MOSCOW. (RIA Novosti military commentator Ilya Kramnik) - Italian Admiral Giampaolo di Paola, the current Chairman of the NATO Military Committee, met with General Nikolai Makarov, Chief of the Russian Armed Forces' General Staff, in Brussels and announced after the meeting that Russia was going to help NATO in Afghanistan.
General Makarov's visit is a logical continuation of resumed Russia-NATO relations. Russian and NATO Foreign Ministers have already met on Corfu Island, Greece. Moreover, NATO Secretary General Anders Fogh Rasmussen has paid a visit to Moscow.
Makarov and di Paola approved a framework agreement on Russia-NATO military cooperation. At their upcoming meeting, scheduled for May 6, 2010, the chiefs of general staffs plan to approve this document and a detailed program of bilateral cooperation.
What format can this cooperation have, and how will it benefit both sides? Russia and NATO have many common interests, including counter-terrorist operations, control over the non-proliferation of weapons of mass destruction, the fight against illicit drug trafficking, promoting navigation safety, etc.
At the same time, Moscow and Brussels remain divided on some issues. Such disagreements primarily concern NATO's eastward expansion and the overall European security system.
For instance, the sides have still failed to reach agreement on the Georgian issue, which remains a bone of contention.
Rasmussen's visit to Moscow in December 2009 confirmed persisting Russia-NATO disagreements. The NATO Secretary General said the alliance would not meet Moscow halfway on the Georgian issue and would not stop discussions on the possible admission of Georgia and Ukraine into NATO.
At the same time, NATO needs Russian assistance in important spheres, including the Afghan conflict. Rasmussen called on Moscow to expand its involvement in the NATO-led International Security Assistance Force (ISAF) operations in Afghanistan and to provide ISAF with helicopters, fuel and pilots.
He also said Russia could undertake to train Afghan police officers on its territory.
Moscow agreed to provide such assistance and to handle additional NATO transits via Russian territory. Russia will help the Afghan army to maintain its helicopter fleet mostly comprising Soviet/Russian helicopters.
Moscow's motives for supporting NATO in Afghanistan lie on the surface. Continued ISAF operations in Afghanistan mean that Russia does not have to deploy additional forces along the southern perimeter of its CIS partners and Collective Security Treaty Organization (CSTO) countries.
The continued war in Afghanistan does not make NATO any stronger and forces it to compromise in relations with Russia.
Such a compromise solution has not been found yet. The alliance strives to obtain various benefits from Russia, without giving anything in return. This facilitates serious doubts as regards real prospects for close Russia-NATO cooperation.
Russia-NATO relations will remain in an uncertain and neutral state if NATO leaders stick to their current strategy. This uncertainty will be determined by the fact that neither side wants direct confrontation or is capable of it.
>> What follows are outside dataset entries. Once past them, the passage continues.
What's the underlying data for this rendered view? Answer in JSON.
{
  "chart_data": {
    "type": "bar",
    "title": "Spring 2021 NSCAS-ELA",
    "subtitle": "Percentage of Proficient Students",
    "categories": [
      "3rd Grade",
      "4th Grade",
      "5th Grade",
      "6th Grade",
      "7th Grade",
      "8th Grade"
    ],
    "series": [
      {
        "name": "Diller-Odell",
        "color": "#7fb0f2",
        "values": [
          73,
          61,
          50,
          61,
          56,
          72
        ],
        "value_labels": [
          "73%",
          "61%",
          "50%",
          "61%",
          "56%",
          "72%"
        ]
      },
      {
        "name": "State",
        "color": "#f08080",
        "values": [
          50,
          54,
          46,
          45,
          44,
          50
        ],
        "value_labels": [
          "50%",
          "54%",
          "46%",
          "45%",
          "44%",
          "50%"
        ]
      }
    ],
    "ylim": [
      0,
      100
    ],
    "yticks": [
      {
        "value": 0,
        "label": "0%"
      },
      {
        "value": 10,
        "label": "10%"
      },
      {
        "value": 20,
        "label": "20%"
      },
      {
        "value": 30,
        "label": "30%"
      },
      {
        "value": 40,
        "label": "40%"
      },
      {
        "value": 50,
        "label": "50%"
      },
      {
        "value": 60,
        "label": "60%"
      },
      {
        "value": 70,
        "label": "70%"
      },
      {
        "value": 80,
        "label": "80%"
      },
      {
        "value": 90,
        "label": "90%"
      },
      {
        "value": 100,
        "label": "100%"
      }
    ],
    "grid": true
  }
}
Consequently, various summits and seminars will remain the main format of Russia-NATO cooperation. The sides will exchange polite statements, without resolving any specific issues. Mutual arguments will sometimes give way to simulated humanitarian and peacekeeping missions.
Expanded bilateral cooperation will be further complicated by NATO's extremely cumbersome bureaucratic bodies which have long taken over its command and staff departments and by the tough anti-Russian stance of many new NATO countries supported by some major members of the alliance.
Nevertheless, Russia and NATO will strive to settle important issues. Consequently, Moscow must establish direct relations with NATO countries, primarily the most powerful members of the alliance.
Russia's ties with Germany, France, Italy and now Turkey are particularly promising in this respect. Direct negotiations with these countries make it possible to effectively resolve a broader range of issues than talks with NATO's overly bureaucratic system.
The development of relations between Moscow and Washington is another factor that will determine Russia-NATO relations in the next few years.
In this connection, the new strategic arms reduction treaty (START), currently being discussed by Russian and U.S. diplomats, has great significance. Its clauses will largely determine the format of Russian-U.S. military relations and those between Moscow and NATO as a whole.
Hopefully, such provisions will become known in the run-up to the May 6 meeting between the heads of Russian and NATO general staffs.
The opinions expressed in this article are the author's and do not necessarily represent those of RIA Novosti.